Gloria was unusually gentle. “Well then, pencil-dick, you’ll have to tell him.”
Although Walter initially dismissed this out of hand, it kept returning, till it stuck. Tell Dave his true feelings? The thought started to make him giddy. His imagination lit up. He had colorful visions of the big moment. At morning tea, Dave, hand on tum, wrapping up with “Now, is there any other business?” Walter saying, yes, in fact there was something he’d like to say. Murmurings of surprise, a turning of heads. He left his wording vague—the three little words needed context, a preamble of some sort—but the reaction of his co-workers was stunning to behold. The scales falling from their eyes. Dave naked before them, scaly tum drooping hideously, done in for all time. Walter standing on a plinth, holding Dave’s freshly severed red right hand up to the light. Tears for the Free! Blood for the Reborn! Dave, dead in his soul, simply awaiting the micro-sloughing of his worthless hide. “This way!” Walter always concluded, stepping manfully down from the plinth as morning tea broke up for the last time…
This renewed surge of hate overflowed Walter's soul and began to color all his life. He no longer waited in cues, rather he snapped and snarled and was let through. He told waitresses to hurry the hell up. He wrote scathing letters to leading public figures, laying bare their smallness. He submitted a book review to a respected journal where the editor, a jaded man, found it so thrillingly vicious, its Sadean cruelties so irresistibly bloody, he ran it on page three. Walter cheated and grifted and threatened his way to pulling together an off-Broadway production, the maniacally satirical Davy Poppins. After a violent row with his landlady—rent was for pussies—he penned the controversial best-seller Dave and Punishment. His proudest achievement in this period, though, was the titanic, obsessive, largely unread novel, Davy Dick.

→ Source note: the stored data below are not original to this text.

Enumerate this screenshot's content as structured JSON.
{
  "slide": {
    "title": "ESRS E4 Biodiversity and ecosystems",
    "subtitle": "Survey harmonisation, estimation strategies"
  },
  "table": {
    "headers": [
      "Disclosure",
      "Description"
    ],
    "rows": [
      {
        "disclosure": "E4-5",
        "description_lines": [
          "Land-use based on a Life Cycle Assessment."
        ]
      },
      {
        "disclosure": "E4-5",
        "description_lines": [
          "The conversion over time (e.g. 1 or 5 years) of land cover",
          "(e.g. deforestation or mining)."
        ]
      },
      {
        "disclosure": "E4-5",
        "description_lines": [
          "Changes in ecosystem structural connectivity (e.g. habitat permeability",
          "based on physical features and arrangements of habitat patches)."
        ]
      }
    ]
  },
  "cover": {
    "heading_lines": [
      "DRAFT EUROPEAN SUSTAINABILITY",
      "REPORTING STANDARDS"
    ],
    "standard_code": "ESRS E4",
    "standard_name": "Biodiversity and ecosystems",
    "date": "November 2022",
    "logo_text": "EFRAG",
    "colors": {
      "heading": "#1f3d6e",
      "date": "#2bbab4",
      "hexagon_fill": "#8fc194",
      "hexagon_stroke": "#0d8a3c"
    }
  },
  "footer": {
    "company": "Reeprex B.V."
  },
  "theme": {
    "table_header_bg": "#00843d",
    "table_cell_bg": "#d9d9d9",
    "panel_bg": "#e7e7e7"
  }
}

Just as Walter was sketching the outline of a projected revenge play, Davlet, Prince of Tum, a memo was sent out at work. It was mid-November, so time to start planning the end-of-year office party. It gripped him like a fever. This would be his masterpiece, the culmination of everything. And all it would take was three little words. David Glover would be left broken, totally without speech or hope. Not an atom of the paunchy glad-hander would be left unexposed. All would see and gasp and assent. Truth would be enthroned. Dave would resign. Walter would rise.

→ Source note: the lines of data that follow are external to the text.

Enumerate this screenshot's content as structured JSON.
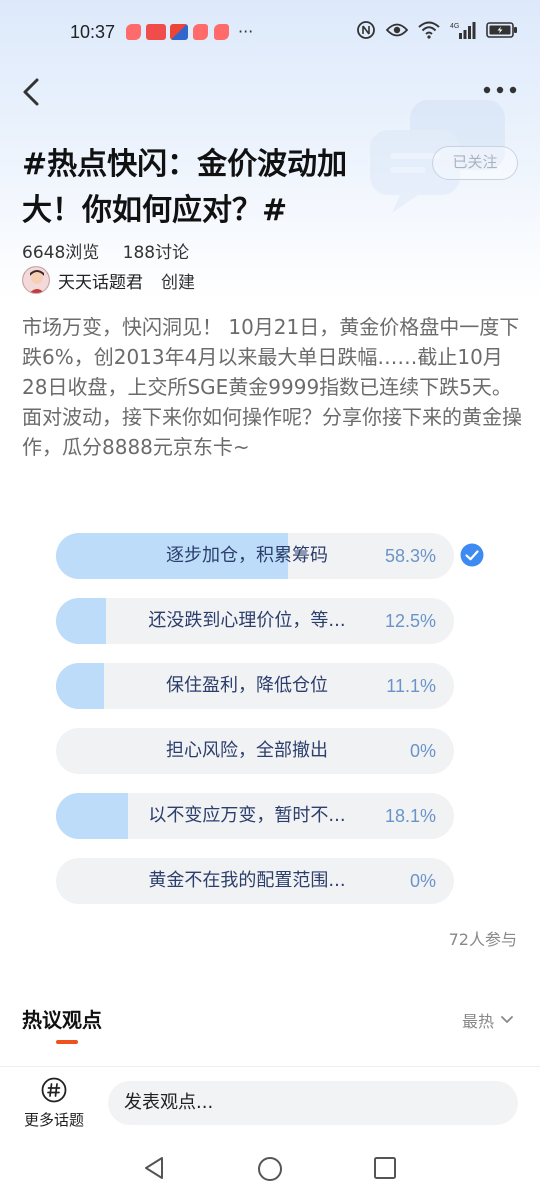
{
  "status_bar": {
    "time": "10:37",
    "more": "···",
    "network": "4G"
  },
  "nav": {
    "back_icon": "chevron-left-icon",
    "more_icon": "more-dots-icon"
  },
  "topic": {
    "title": "#热点快闪：金价波动加大！你如何应对？#",
    "follow_label": "已关注",
    "views": "6648浏览",
    "discussions": "188讨论",
    "creator_name": "天天话题君",
    "creator_role": "创建",
    "description": "市场万变，快闪洞见！ 10月21日，黄金价格盘中一度下跌6%，创2013年4月以来最大单日跌幅……截止10月28日收盘，上交所SGE黄金9999指数已连续下跌5天。 面对波动，接下来你如何操作呢？分享你接下来的黄金操作，瓜分8888元京东卡~"
  },
  "poll": {
    "options": [
      {
        "label": "逐步加仓，积累筹码",
        "percent": "58.3%",
        "fraction": 0.583,
        "selected": true
      },
      {
        "label": "还没跌到心理价位，等...",
        "percent": "12.5%",
        "fraction": 0.125,
        "selected": false
      },
      {
        "label": "保住盈利，降低仓位",
        "percent": "11.1%",
        "fraction": 0.111,
        "selected": false
      },
      {
        "label": "担心风险，全部撤出",
        "percent": "0%",
        "fraction": 0.0,
        "selected": false
      },
      {
        "label": "以不变应万变，暂时不...",
        "percent": "18.1%",
        "fraction": 0.181,
        "selected": false
      },
      {
        "label": "黄金不在我的配置范围...",
        "percent": "0%",
        "fraction": 0.0,
        "selected": false
      }
    ],
    "participants": "72人参与"
  },
  "hot": {
    "title": "热议观点",
    "sort_label": "最热"
  },
  "bottom": {
    "more_topics_label": "更多话题",
    "comment_placeholder": "发表观点..."
  },
  "colors": {
    "accent": "#f0521e",
    "poll_fill": "#bcdcfa",
    "poll_track": "#f1f2f4",
    "check_blue": "#3d8bf2"
  }
}
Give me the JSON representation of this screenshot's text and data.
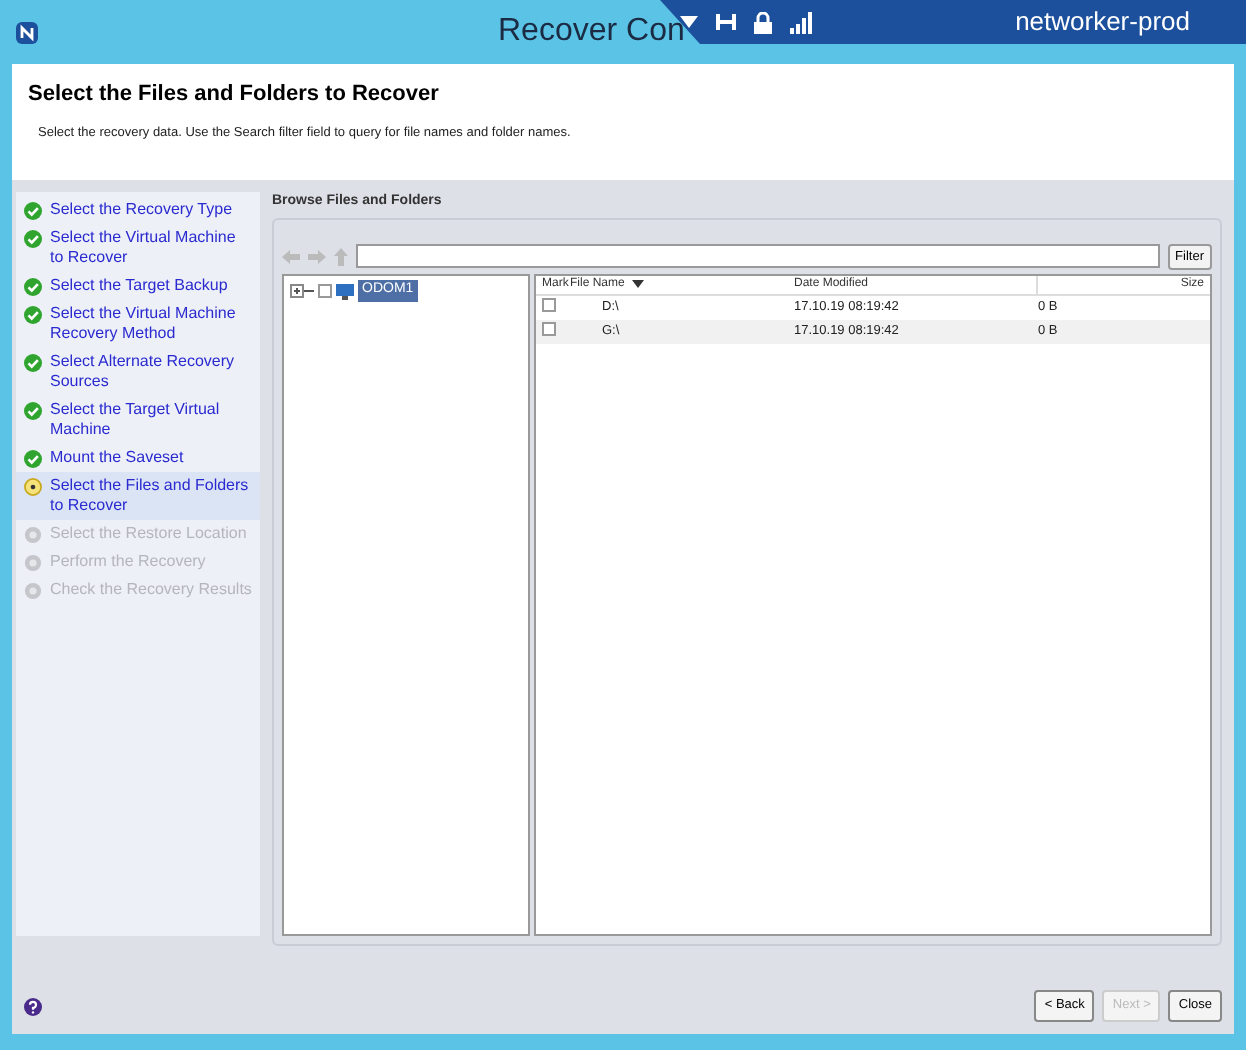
{
  "window": {
    "title": "Recover Con"
  },
  "rdp_bar": {
    "host": "networker-prod"
  },
  "header": {
    "title": "Select the Files and Folders to Recover",
    "description": "Select the recovery data. Use the Search filter field to query for file names and folder names."
  },
  "steps": [
    {
      "label": "Select the Recovery Type",
      "completed": true,
      "selected": false
    },
    {
      "label": "Select the Virtual Machine to Recover",
      "completed": true,
      "selected": false
    },
    {
      "label": "Select the Target Backup",
      "completed": true,
      "selected": false
    },
    {
      "label": "Select the Virtual Machine Recovery Method",
      "completed": true,
      "selected": false
    },
    {
      "label": "Select Alternate Recovery Sources",
      "completed": true,
      "selected": false
    },
    {
      "label": "Select the Target Virtual Machine",
      "completed": true,
      "selected": false
    },
    {
      "label": "Mount the Saveset",
      "completed": true,
      "selected": false
    },
    {
      "label": "Select the Files and Folders to Recover",
      "completed": false,
      "selected": true
    },
    {
      "label": "Select the Restore Location",
      "completed": false,
      "selected": false
    },
    {
      "label": "Perform the Recovery",
      "completed": false,
      "selected": false
    },
    {
      "label": "Check the Recovery Results",
      "completed": false,
      "selected": false
    }
  ],
  "browse": {
    "title": "Browse Files and Folders",
    "filter_button": "Filter",
    "tree": [
      {
        "label": "ODOM1",
        "selected": true,
        "checked": false,
        "expanded": false
      }
    ],
    "table": {
      "columns": [
        "Mark",
        "File Name",
        "Date Modified",
        "Size"
      ],
      "rows": [
        {
          "checked": false,
          "name": "D:\\",
          "date": "17.10.19 08:19:42",
          "size": "0 B"
        },
        {
          "checked": false,
          "name": "G:\\",
          "date": "17.10.19 08:19:42",
          "size": "0 B"
        }
      ]
    }
  },
  "buttons": [
    {
      "label": "< Back",
      "disabled": false
    },
    {
      "label": "Next >",
      "disabled": true
    },
    {
      "label": "Close",
      "disabled": false
    }
  ]
}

But, as we have seen, the big night was a bust. Walter suspected he’d probably over-thought it. His three little words, I Detest You, were perfect, but, in the real world, does the opportunity for perfection ever naturally arise? Walter thought he had every contingency covered. But Dave’s hand on his shoulder, his egregious use of the word “soiree”, had ruined everything. So Walter went home, leaving the world pretty much as it was.
* * *
Walter Pendrick continued to work at the Department of Outreach, and Dave continued as area manager. But it wasn’t the same. Sure, Walter didn’t like Dave, avoided him as much as possible, but he felt no true hatred for him. Dave was just a dolt, and dolts were a dime a dozen in this dreary world. Walter stopped seeing Gloria, too—he suspected she’d never really got it, and her acid tongue was tiresome.

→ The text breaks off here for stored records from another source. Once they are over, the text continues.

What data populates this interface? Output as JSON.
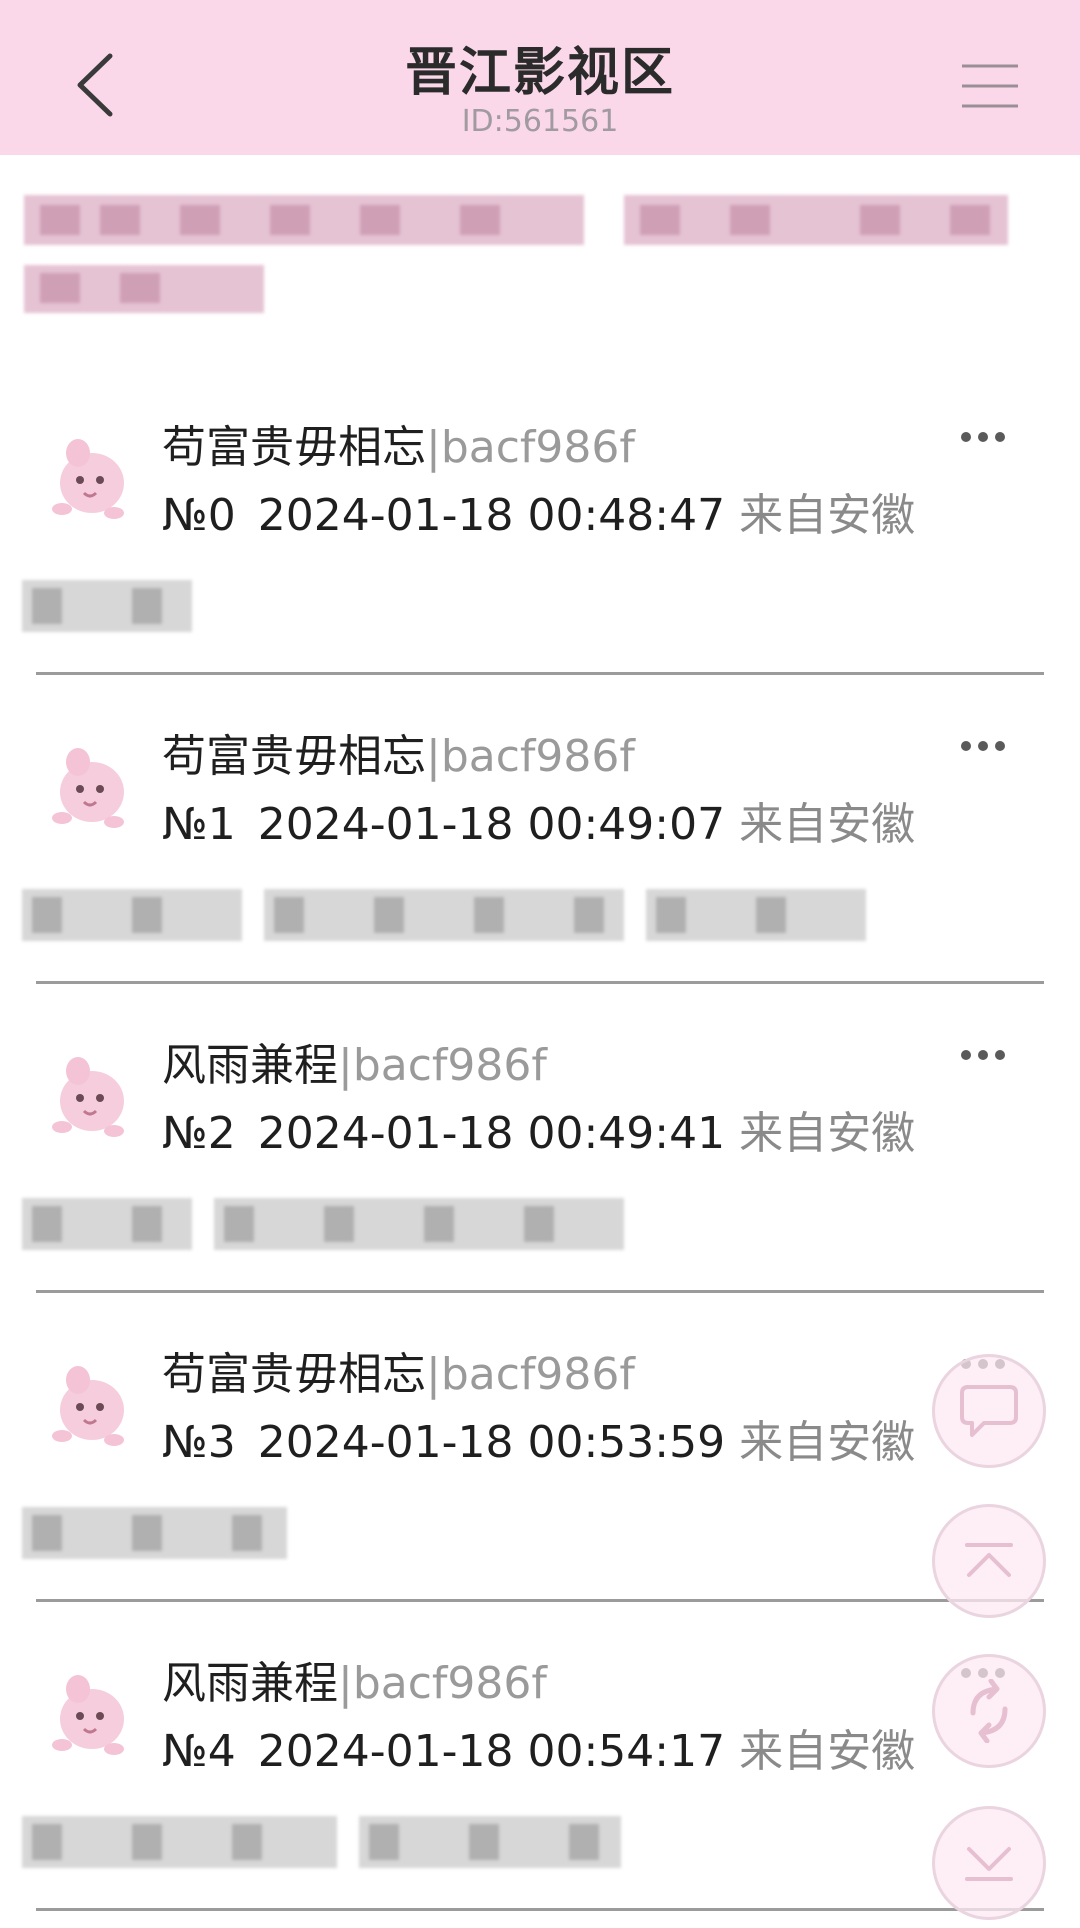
{
  "header": {
    "title": "晋江影视区",
    "subtitle": "ID:561561"
  },
  "posts": [
    {
      "author": "苟富贵毋相忘",
      "user_id": "|bacf986f",
      "floor": "№0",
      "time": "2024-01-18 00:48:47",
      "location": "来自安徽"
    },
    {
      "author": "苟富贵毋相忘",
      "user_id": "|bacf986f",
      "floor": "№1",
      "time": "2024-01-18 00:49:07",
      "location": "来自安徽"
    },
    {
      "author": "风雨兼程",
      "user_id": "|bacf986f",
      "floor": "№2",
      "time": "2024-01-18 00:49:41",
      "location": "来自安徽"
    },
    {
      "author": "苟富贵毋相忘",
      "user_id": "|bacf986f",
      "floor": "№3",
      "time": "2024-01-18 00:53:59",
      "location": "来自安徽"
    },
    {
      "author": "风雨兼程",
      "user_id": "|bacf986f",
      "floor": "№4",
      "time": "2024-01-18 00:54:17",
      "location": "来自安徽"
    }
  ],
  "fab_icons": [
    "comment-icon",
    "scroll-top-icon",
    "refresh-icon",
    "scroll-bottom-icon"
  ],
  "colors": {
    "header_bg": "#fad8ea",
    "accent_pink": "#f2c9dd",
    "muted_text": "#9a9a9a"
  }
}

At home, lying on his couch, watching telly or the wall, Walter would sometimes try to imagine what his life might have been like, if he’d said those three little words. But nothing suggested itself, and even the effort bored him.
Three decades later, at Walter’s retirement party, someone mentioned David Glover’s name. What had happened to him? Apparently, fifteen years previous, he’d left to work at a bank. Huh, Walter thought. How had he missed that?
A few years later, at home, lying on the couch, Walter felt a shooting pain in his left arm, then a dizziness in his head, then a tight gripping pain in his chest. This was it. Just before he died, his face lobster-red, lips blue, he snarled angrily, “I detest you!”